Suivant ce modèle, on pourrait interpréter la multiplicité des espaces ou des « tiers-lieux » qui essaient de se constituer (de façon temporaire ou définitive) dans les interstices ou dans les lieux désaffectés de la grande ville, comme la tentative de constituer des sociétés « de faible communication », de recréer des lieux de travail, de sociabilité, de production plus égalitaires et plus respectueux de la préservation des environnements sociaux et naturels. Par là même, c’est une autre pensée du développement urbain qui s’engage. La logique de planification urbaine située au service d’une ville contrôlée et « projetée » se confronte à des architectures qui s’immiscent dans ses impensés, dans ses latences. Aussi fragiles que puissantes, elles infusent une manière autre de faire ville et faire commun. L’urbanisme comme « science de l’urbain » est ainsi profondément remis en question par l’architecture. Il n’est pas ici question de planification sur le long terme ou de maîtrise foncière, mais d’une fabrication sociale qui opère en milieu existant. Ces collectifs visent à produire une forme de thérapeutique du présent. Le développement anarchique des zones urbaines a rendu l’idée d’une ville « bien pensée », « programmée », comme irréalisable. La ville d’aujourd’hui se révèle comme une construction anarchique fondée sur « la superposition, l’intrication et même la négation des fonctions urbanistiques16 ».

La ville est un « déjà-là ». Les propositions globales et cohérentes ne font pas sens. Il ne s’agit pas de concevoir une ville meilleure, mais bien plutôt de « prendre possession » de la ville actuelle. Ces utopies réalisables que Friedman a pensées et qui s’expérimentent aujourd’hui posent l’idée d’une architecture toujours en acte, qui se nourrit de son implication et d’une relation permanente au contexte. « Faire de l’architecture » constitue dans cette perspective une pratique résolument active, toujours dans l’expérimentation, travaillant en conditions réelles, et ce, au risque de son instrumentalisation et de son détournement par les dynamiques de production urbaine traditionnelles et capitalistiques. En conclusion, soulignons donc que l’attrait actuel pour ce théoricien et architecte parmi les plus marquants et radicaux des quarante dernières années se fait en parallèle de l’intérêt grandissant pour toutes ces « utopies réalisables » qui essaiment en milieu urbain.

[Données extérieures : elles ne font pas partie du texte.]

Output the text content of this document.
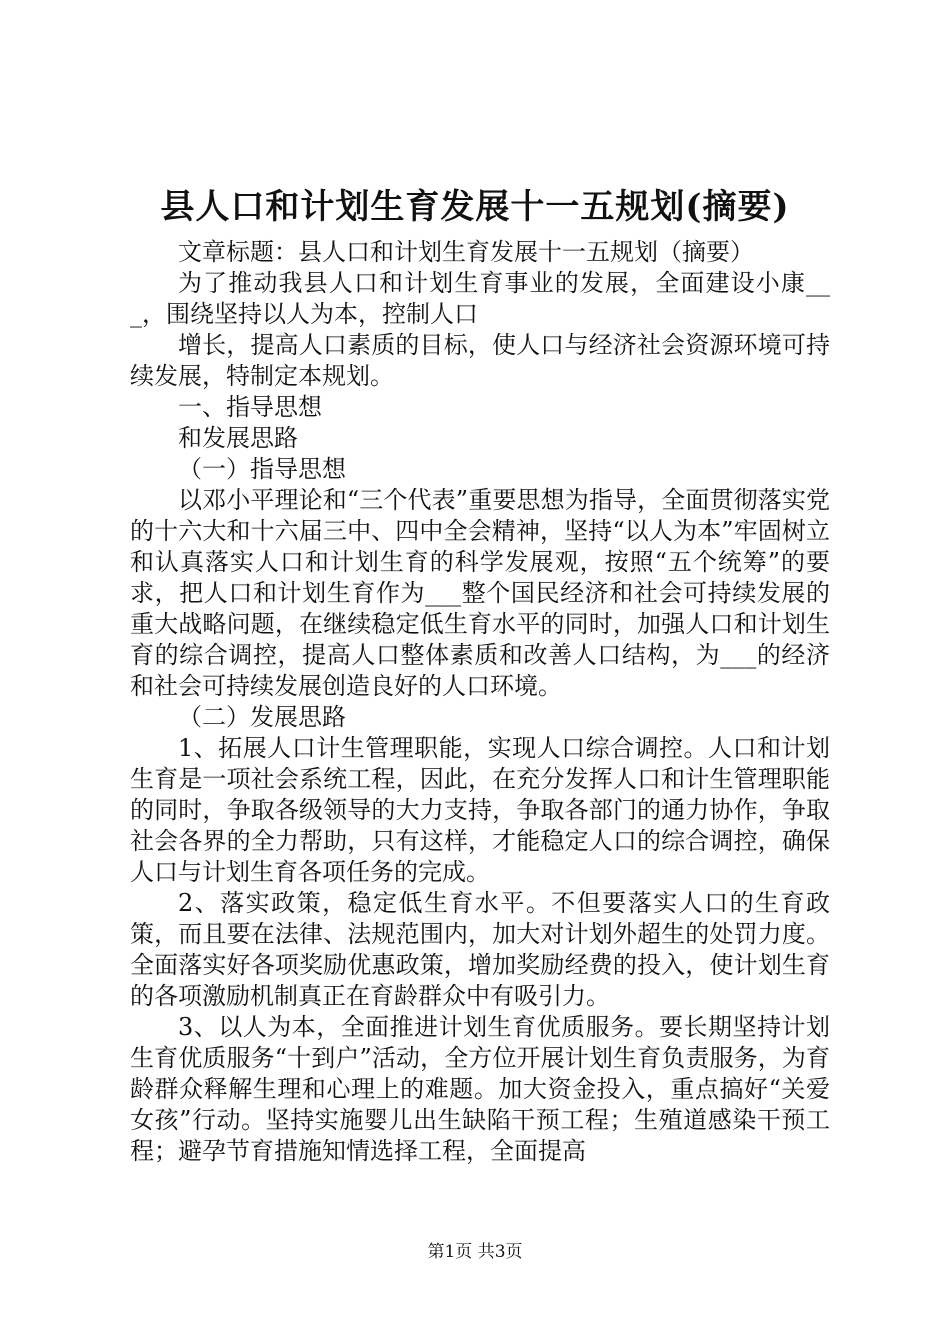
县人口和计划生育发展十一五规划(摘要)

文章标题：县人口和计划生育发展十一五规划（摘要）

为了推动我县人口和计划生育事业的发展，全面建设小康___，围绕坚持以人为本，控制人口

增长，提高人口素质的目标，使人口与经济社会资源环境可持续发展，特制定本规划。

一、指导思想

和发展思路

（一）指导思想

以邓小平理论和“三个代表”重要思想为指导，全面贯彻落实党的十六大和十六届三中、四中全会精神，坚持“以人为本”牢固树立和认真落实人口和计划生育的科学发展观，按照“五个统筹”的要求，把人口和计划生育作为___整个国民经济和社会可持续发展的重大战略问题，在继续稳定低生育水平的同时，加强人口和计划生育的综合调控，提高人口整体素质和改善人口结构，为___的经济和社会可持续发展创造良好的人口环境。

（二）发展思路

1、拓展人口计生管理职能，实现人口综合调控。人口和计划生育是一项社会系统工程，因此，在充分发挥人口和计生管理职能的同时，争取各级领导的大力支持，争取各部门的通力协作，争取社会各界的全力帮助，只有这样，才能稳定人口的综合调控，确保人口与计划生育各项任务的完成。

2、落实政策，稳定低生育水平。不但要落实人口的生育政策，而且要在法律、法规范围内，加大对计划外超生的处罚力度。全面落实好各项奖励优惠政策，增加奖励经费的投入，使计划生育的各项激励机制真正在育龄群众中有吸引力。

3、以人为本，全面推进计划生育优质服务。要长期坚持计划生育优质服务“十到户”活动，全方位开展计划生育负责服务，为育龄群众释解生理和心理上的难题。加大资金投入，重点搞好“关爱女孩”行动。坚持实施婴儿出生缺陷干预工程；生殖道感染干预工程；避孕节育措施知情选择工程，全面提高

第1页 共3页
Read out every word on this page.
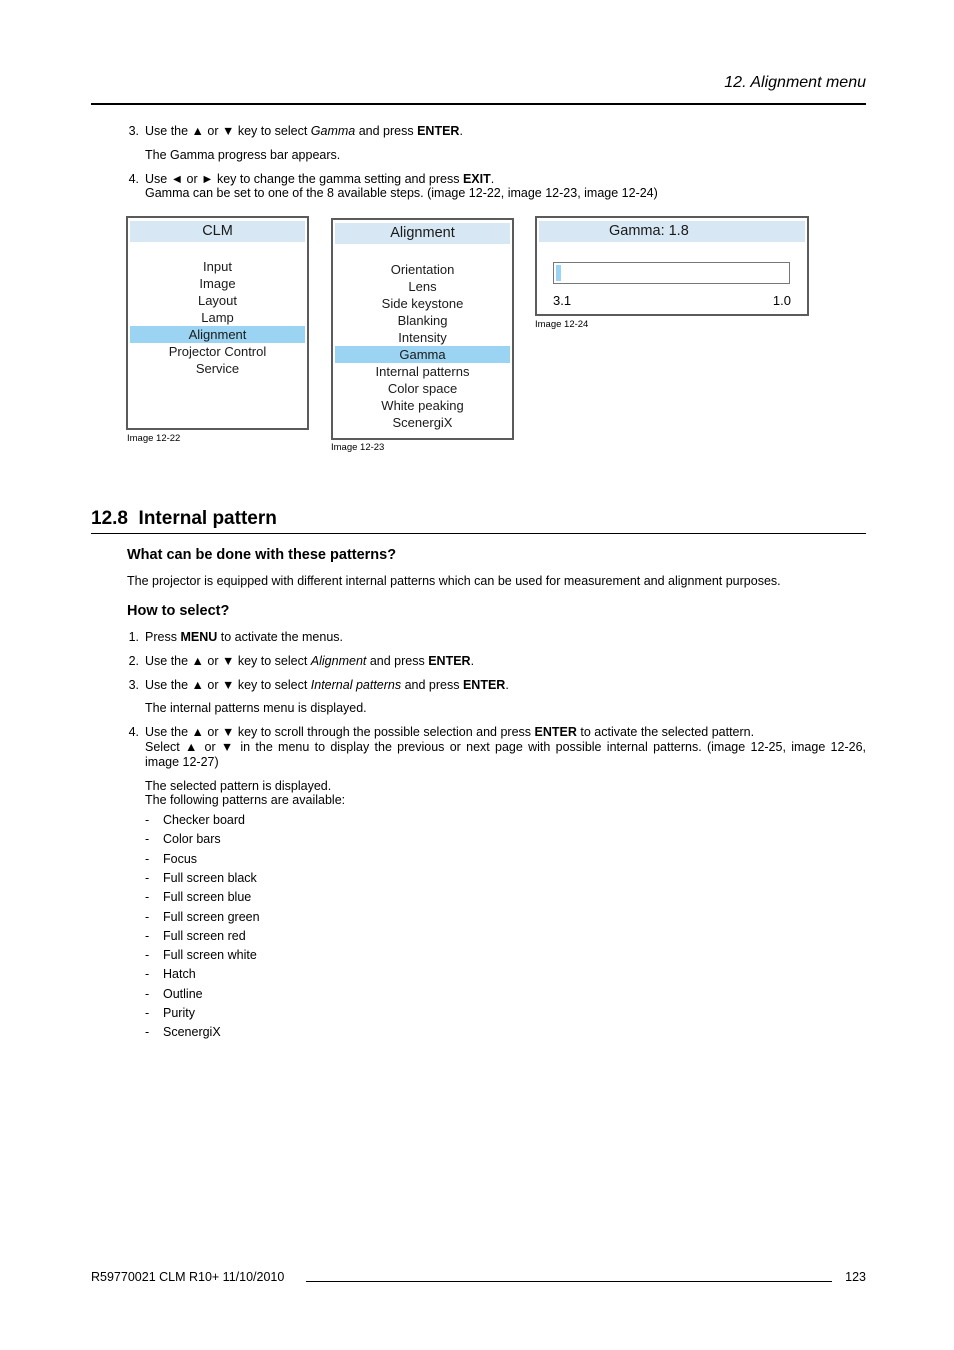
12. Alignment menu
3. Use the ▲ or ▼ key to select Gamma and press ENTER.
The Gamma progress bar appears.
4. Use ◄ or ► key to change the gamma setting and press EXIT.
Gamma can be set to one of the 8 available steps. (image 12-22, image 12-23, image 12-24)
CLM
Input
Image
Layout
Lamp
Alignment
Projector Control
Service
Image 12-22
Alignment
Orientation
Lens
Side keystone
Blanking
Intensity
Gamma
Internal patterns
Color space
White peaking
ScenergiX
Image 12-23
Gamma: 1.8
3.1	1.0
Image 12-24
12.8 Internal pattern
What can be done with these patterns?
The projector is equipped with different internal patterns which can be used for measurement and alignment purposes.
How to select?
1. Press MENU to activate the menus.
2. Use the ▲ or ▼ key to select Alignment and press ENTER.
3. Use the ▲ or ▼ key to select Internal patterns and press ENTER.
The internal patterns menu is displayed.
4. Use the ▲ or ▼ key to scroll through the possible selection and press ENTER to activate the selected pattern.
Select ▲ or ▼ in the menu to display the previous or next page with possible internal patterns. (image 12-25, image 12-26,
image 12-27)
The selected pattern is displayed.
The following patterns are available:
- Checker board
- Color bars
- Focus
- Full screen black
- Full screen blue
- Full screen green
- Full screen red
- Full screen white
- Hatch
- Outline
- Purity
- ScenergiX
R59770021 CLM R10+ 11/10/2010	123
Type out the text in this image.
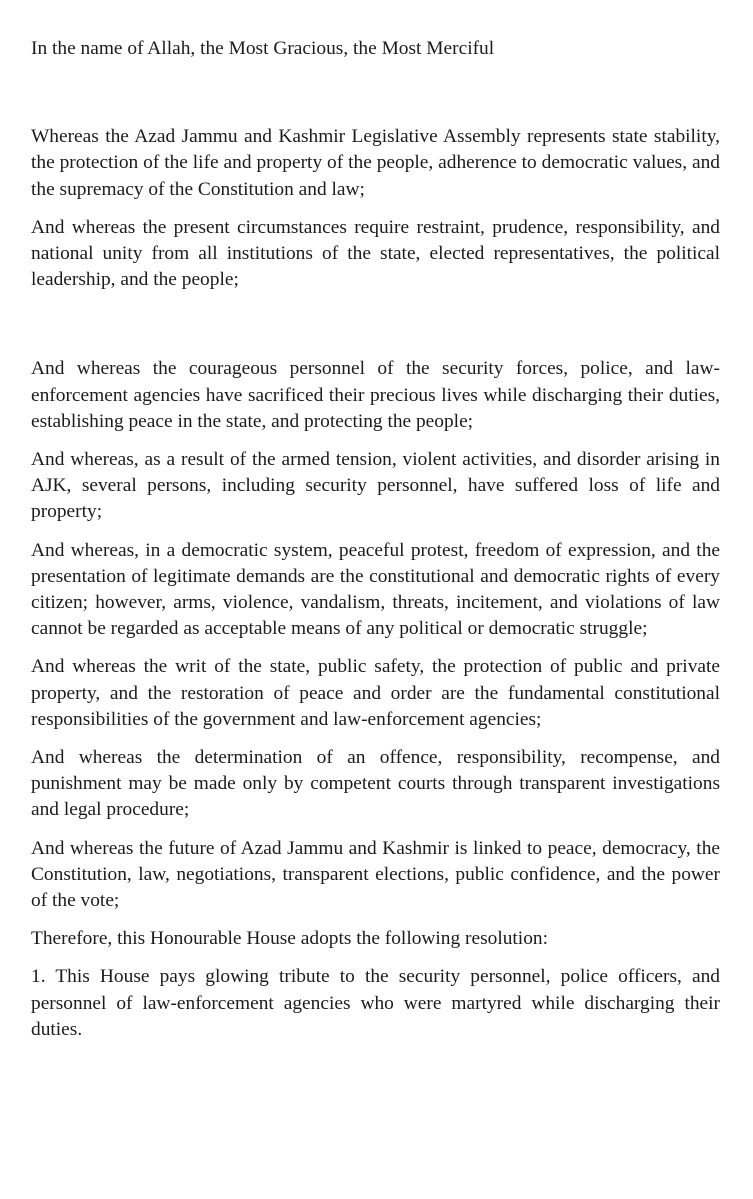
In the name of Allah, the Most Gracious, the Most Merciful

Whereas the Azad Jammu and Kashmir Legislative Assembly represents state stability, the protection of the life and property of the people, adherence to democratic values, and the supremacy of the Constitution and law;

And whereas the present circumstances require restraint, prudence, responsibility, and national unity from all institutions of the state, elected representatives, the political leadership, and the people;

And whereas the courageous personnel of the security forces, police, and law-enforcement agencies have sacrificed their precious lives while discharging their duties, establishing peace in the state, and protecting the people;

And whereas, as a result of the armed tension, violent activities, and disorder arising in AJK, several persons, including security personnel, have suffered loss of life and property;

And whereas, in a democratic system, peaceful protest, freedom of expression, and the presentation of legitimate demands are the constitutional and democratic rights of every citizen; however, arms, violence, vandalism, threats, incitement, and violations of law cannot be regarded as acceptable means of any political or democratic struggle;

And whereas the writ of the state, public safety, the protection of public and private property, and the restoration of peace and order are the fundamental constitutional responsibilities of the government and law-enforcement agencies;

And whereas the determination of an offence, responsibility, recompense, and punishment may be made only by competent courts through transparent investigations and legal procedure;

And whereas the future of Azad Jammu and Kashmir is linked to peace, democracy, the Constitution, law, negotiations, transparent elections, public confidence, and the power of the vote;

Therefore, this Honourable House adopts the following resolution:

1. This House pays glowing tribute to the security personnel, police officers, and personnel of law-enforcement agencies who were martyred while discharging their duties.
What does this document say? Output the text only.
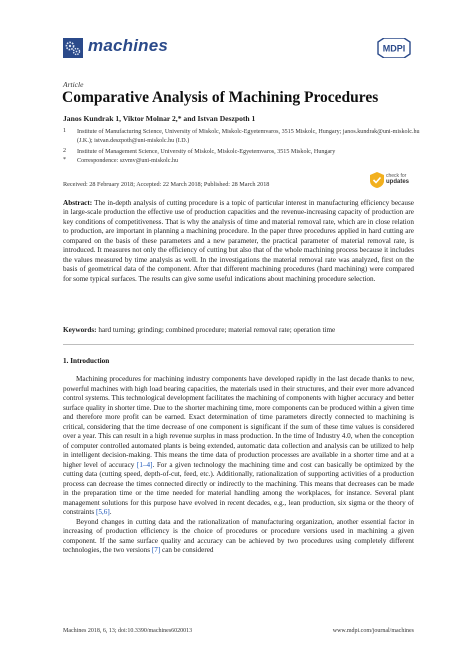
machines	MDPI
Article
Comparative Analysis of Machining Procedures
Janos Kundrak 1, Viktor Molnar 2,* and Istvan Deszpoth 1
1 Institute of Manufacturing Science, University of Miskolc, Miskolc-Egyetemvaros, 3515 Miskolc, Hungary; janos.kundrak@uni-miskolc.hu (J.K.); istvan.deszpoth@uni-miskolc.hu (I.D.)
2 Institute of Management Science, University of Miskolc, Miskolc-Egyetemvaros, 3515 Miskolc, Hungary
* Correspondence: szvmv@uni-miskolc.hu
Received: 28 February 2018; Accepted: 22 March 2018; Published: 28 March 2018
check for
updates
Abstract: The in-depth analysis of cutting procedure is a topic of particular interest in manufacturing efficiency because in large-scale production the effective use of production capacities and the revenue-increasing capacity of production are key conditions of competitiveness. That is why the analysis of time and material removal rate, which are in close relation to production, are important in planning a machining procedure. In the paper three procedures applied in hard cutting are compared on the basis of these parameters and a new parameter, the practical parameter of material removal rate, is introduced. It measures not only the efficiency of cutting but also that of the whole machining process because it includes the values measured by time analysis as well. In the investigations the material removal rate was analyzed, first on the basis of geometrical data of the component. After that different machining procedures (hard machining) were compared for some typical surfaces. The results can give some useful indications about machining procedure selection.
Keywords: hard turning; grinding; combined procedure; material removal rate; operation time
1. Introduction

Machining procedures for machining industry components have developed rapidly in the last decade thanks to new, powerful machines with high load bearing capacities, the materials used in their structures, and their ever more advanced control systems. This technological development facilitates the machining of components with higher accuracy and better surface quality in shorter time. Due to the shorter machining time, more components can be produced within a given time and therefore more profit can be earned. Exact determination of time parameters directly connected to machining is critical, considering that the time decrease of one component is significant if the sum of these time values is considered over a year. This can result in a high revenue surplus in mass production. In the time of Industry 4.0, when the conception of computer controlled automated plants is being extended, automatic data collection and analysis can be utilized to help in intelligent decision-making. This means the time data of production processes are available in a shorter time and at a higher level of accuracy [1–4]. For a given technology the machining time and cost can basically be optimized by the cutting data (cutting speed, depth-of-cut, feed, etc.). Additionally, rationalization of supporting activities of a production process can decrease the times connected directly or indirectly to the machining. This means that decreases can be made in the preparation time or the time needed for material handling among the workplaces, for instance. Several plant management solutions for this purpose have evolved in recent decades, e.g., lean production, six sigma or the theory of constraints [5,6].

Beyond changes in cutting data and the rationalization of manufacturing organization, another essential factor in increasing of production efficiency is the choice of procedures or procedure versions used in machining a given component. If the same surface quality and accuracy can be achieved by two procedures using completely different technologies, the two versions [7] can be considered

Machines 2018, 6, 13; doi:10.3390/machines6020013	www.mdpi.com/journal/machines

1 Yona Friedman, Utopies réalisables [1975], rééd. Paris, Les éditions de l’éclat, 2000 et 2015.

2 Ibid., p. 7 (en italiques dans le texte).

3 Ibid., p. 20.

4 Antoine Burret, Tiers lieux et plus si affinités, FYP, Paris, 2015, p. 95.

5 Pour une histoire rapide du mouvement et de son lien avec certaines pratiques de conception actuelles, nous renvoyons à Delprat, Étienne. Système DIY [faire soi-même à l’ère du 2.0: boîte à outils & catalogue de projets], Alternatives Gallimard, Paris, 2013.

6 Michel Lallement, L’Âge du faire, Seuil, Paris, 2015 et Isabelle Berrebi-Hoffmann, Marie-Christine Bureau et Michel Lallement, Makers. Enquête sur les laboratoires du changement social, Paris, Seuil, 2018.

7 Florent Chiappero, Du Collectif Etc. aux « collectifs d’architectes » : une pratique matricielle du projet pour une implication citoyenne, thèse de doctorat (inédite) soutenue en 2017 dans le laboratoire Project[s] de l’ENSA Marseille, sous la direction de Stéphane Hanrot (†) et la co-direction de René Borruey.

8 Pierre Dardot et Christian Laval, Commun. Essai sur la révolution au XXIe siècle, Paris, 2014, Pascal Nicolas-Le Strat, Le Travail du commun, Saint Germain sur Ille, Éditions du Commun, 2016.

9 Yona Friedman, Utopies réalisables, op. cit., p. 25.

10 Titre d’un autre ouvrage de Yona Friedman, écrit en 1974 et réédité en 2016 aux Éditions de l’éclat.

11 Pour une introduction à sa pensée, nous renvoyons au recueil de textes récemment paru, Bookchin, Murray,
Pouvoir de détruire, pouvoir de créer : vers une écologie sociale
et libertaire
, L’échappée, Paris, 2019.

12 Yona Friedman, Note de l’éditeur en ouverture de Comment habiter la terre [1976], Paris, Éditions de l’éclat, 2016.

13 Yona Friedman, Utopies réalisables, op. cit., p. 64.

14 Ibid., p. 156.

15 Ibid., p. 164.

16 Gloria Bianchino, « Introduction », in No-stop city: Archizoom associati, Librairie de l’architecture et de la ville, HYX,Orléans, p. 134.